Automatic Calculation of Voice Onset Time (VOT) For Voiced Stop Sounds in Modern Standard Arabic (MSA)
Signal processing in current days is under studying. One of these studies focuses on speech processing. Speech signal have many important features. One of them is Voice Onset Time (VOT). This feature only appears in stop sounds. The human auditory system can utilize the VOT to differentiate between voiced and unvoiced stops like /p/ and /b/ in the English language. By VOT feature we can classify and detect languages and dialects. The main reason behind choosing this subject is that the researches in analyzing Arabic language in this field are not enough and automatic detection of VOT value in Modern Standard Arabic (MSA) is a new idea. In this paper, we will focus on designing an algorithm that will be used to detect the VOT value in MSA language automatically depending on the power signal.
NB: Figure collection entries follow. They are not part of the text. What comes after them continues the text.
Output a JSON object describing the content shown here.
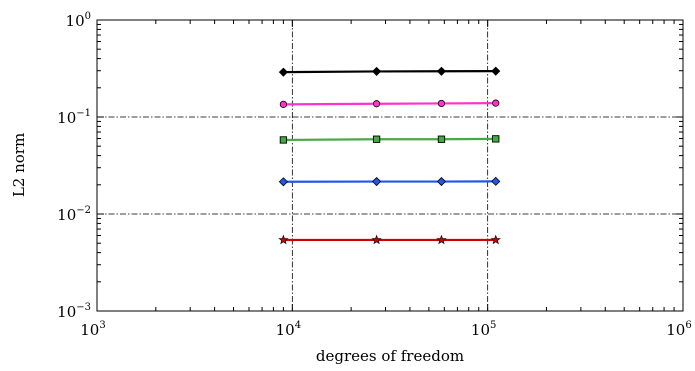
{
  "chart_data": {
    "type": "line",
    "title": "",
    "xlabel": "degrees of freedom",
    "ylabel": "L2 norm",
    "xscale": "log",
    "yscale": "log",
    "xlim": [
      1000,
      1000000
    ],
    "ylim": [
      0.001,
      1
    ],
    "x_ticks": [
      {
        "value": 1000,
        "base": "10",
        "exp": "3"
      },
      {
        "value": 10000,
        "base": "10",
        "exp": "4"
      },
      {
        "value": 100000,
        "base": "10",
        "exp": "5"
      },
      {
        "value": 1000000,
        "base": "10",
        "exp": "6"
      }
    ],
    "y_ticks": [
      {
        "value": 1,
        "base": "10",
        "exp": "0"
      },
      {
        "value": 0.1,
        "base": "10",
        "exp": "−1"
      },
      {
        "value": 0.01,
        "base": "10",
        "exp": "−2"
      },
      {
        "value": 0.001,
        "base": "10",
        "exp": "−3"
      }
    ],
    "grid": true,
    "legend": "none",
    "x": [
      9000,
      27000,
      58000,
      110000
    ],
    "series": [
      {
        "values": [
          0.29,
          0.295,
          0.296,
          0.297
        ],
        "color": "#000000",
        "marker": "diamond"
      },
      {
        "values": [
          0.135,
          0.137,
          0.138,
          0.139
        ],
        "color": "#ff33cc",
        "marker": "circle"
      },
      {
        "values": [
          0.058,
          0.059,
          0.059,
          0.0595
        ],
        "color": "#44aa44",
        "marker": "square"
      },
      {
        "values": [
          0.0215,
          0.0216,
          0.0216,
          0.0217
        ],
        "color": "#2255ee",
        "marker": "diamond"
      },
      {
        "values": [
          0.0054,
          0.0054,
          0.0054,
          0.0054
        ],
        "color": "#cc0000",
        "marker": "star"
      }
    ]
  }
}
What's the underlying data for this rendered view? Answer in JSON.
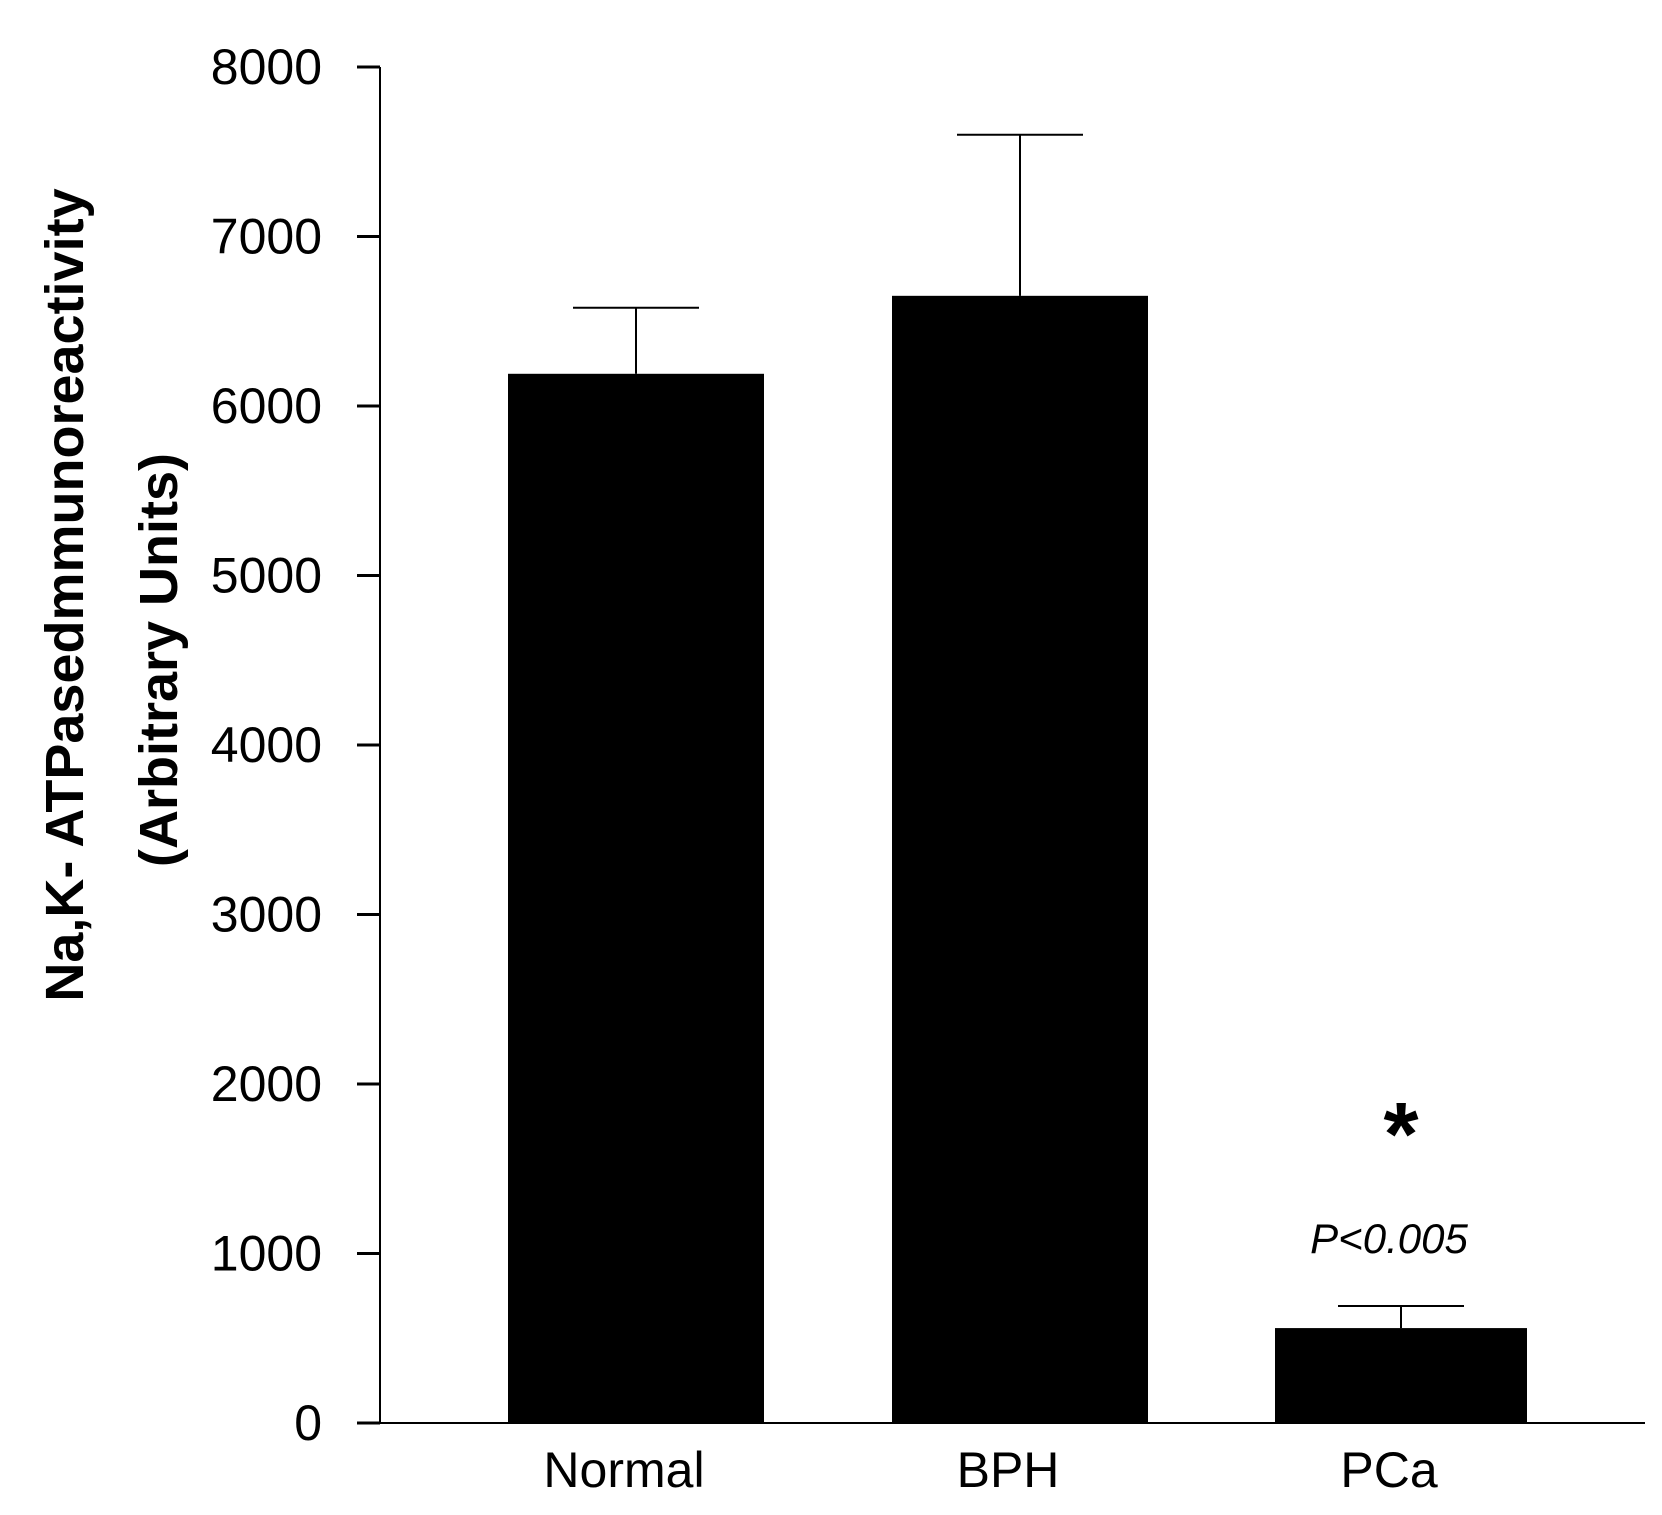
{
  "chart_data": {
    "type": "bar",
    "categories": [
      "Normal",
      "BPH",
      "PCa"
    ],
    "series": [
      {
        "values": [
          6190,
          6650,
          560
        ],
        "error_upper": [
          6580,
          7600,
          690
        ]
      }
    ],
    "ylabel_lines": [
      "Na,K- ATPasedmmunoreactivity",
      "(Arbitrary Units)"
    ],
    "xlabel": "",
    "ylim": [
      0,
      8000
    ],
    "yticks": [
      0,
      1000,
      2000,
      3000,
      4000,
      5000,
      6000,
      7000,
      8000
    ],
    "grid": false,
    "bar_color": "#000000",
    "annotations": [
      {
        "category": "PCa",
        "text": "P<0.005",
        "style": "italic"
      },
      {
        "category": "PCa",
        "text": "*",
        "style": "bold"
      }
    ]
  }
}
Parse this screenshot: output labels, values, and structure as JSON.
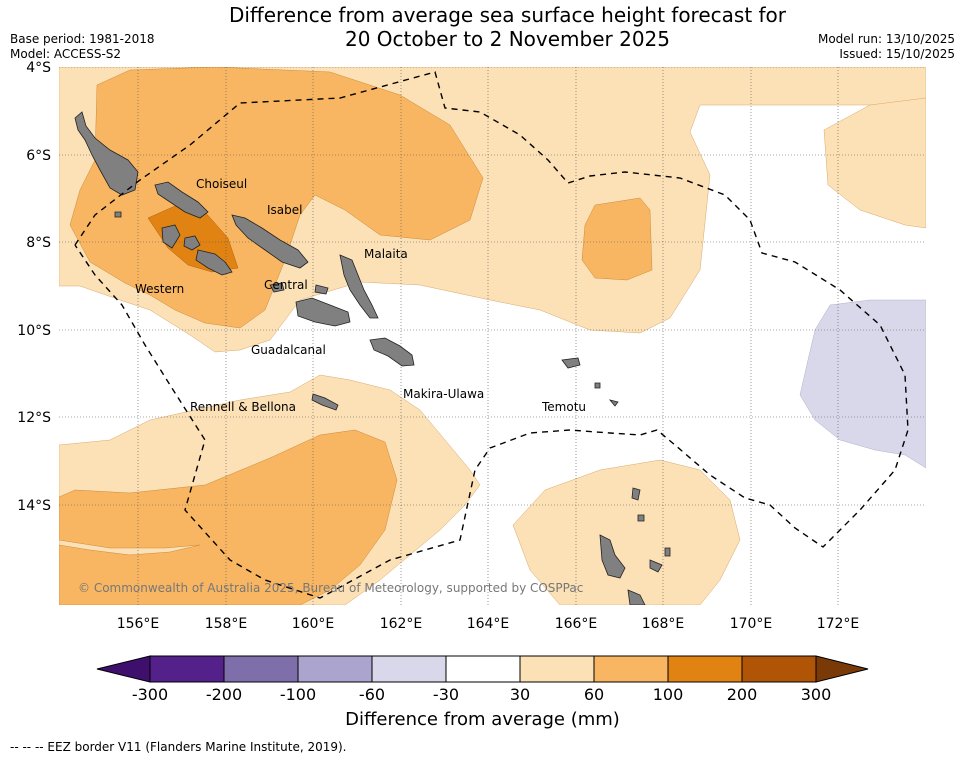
{
  "title_line1": "Difference from average sea surface height forecast for",
  "title_line2": "20 October to 2 November 2025",
  "meta_left": [
    "Base period: 1981-2018",
    "Model: ACCESS-S2"
  ],
  "meta_right": [
    "Model run: 13/10/2025",
    "Issued: 15/10/2025"
  ],
  "lat_labels": [
    "4°S",
    "6°S",
    "8°S",
    "10°S",
    "12°S",
    "14°S"
  ],
  "lon_labels": [
    "156°E",
    "158°E",
    "160°E",
    "162°E",
    "164°E",
    "166°E",
    "168°E",
    "170°E",
    "172°E"
  ],
  "places": [
    "Choiseul",
    "Isabel",
    "Malaita",
    "Central",
    "Western",
    "Guadalcanal",
    "Makira-Ulawa",
    "Rennell & Bellona",
    "Temotu"
  ],
  "copyright": "© Commonwealth of Australia 2025, Bureau of Meteorology, supported by COSPPac",
  "colorbar": {
    "ticks": [
      "-300",
      "-200",
      "-100",
      "-60",
      "-30",
      "30",
      "60",
      "100",
      "200",
      "300"
    ],
    "colors": [
      "#3f0f6e",
      "#54208a",
      "#7e6fab",
      "#aba4cf",
      "#d8d8ea",
      "#ffffff",
      "#fce0b6",
      "#f9b662",
      "#e08313",
      "#b05506",
      "#7a3a08"
    ],
    "title": "Difference from average (mm)"
  },
  "footer": "--  --  -- EEZ border V11 (Flanders Marine Institute, 2019)."
}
We apply this algorithm only on the voiced stop sounds /b/, /d/ and /d?/, and compare that VOT values automatically generated by the algorithm with the manual values calculated by reading the spectrogram. We created the corpus, and used CV-CV-CV format for each word, the target stop consonant is in the middle of word. The algorithm resulted in a high accuracy, and the error rate was 0.80%, 26.62% and 11.71% for the three stop voiced sounds /d/, /d?/ and /b/ respectively . The standard deviation was low in /d/ sound because it is easy to pronounce, and high in /d?/ sound because it is unique and difficult to pronounce.
Index terms: Arabic, VOT, MSA, ASR, HTK, HMM.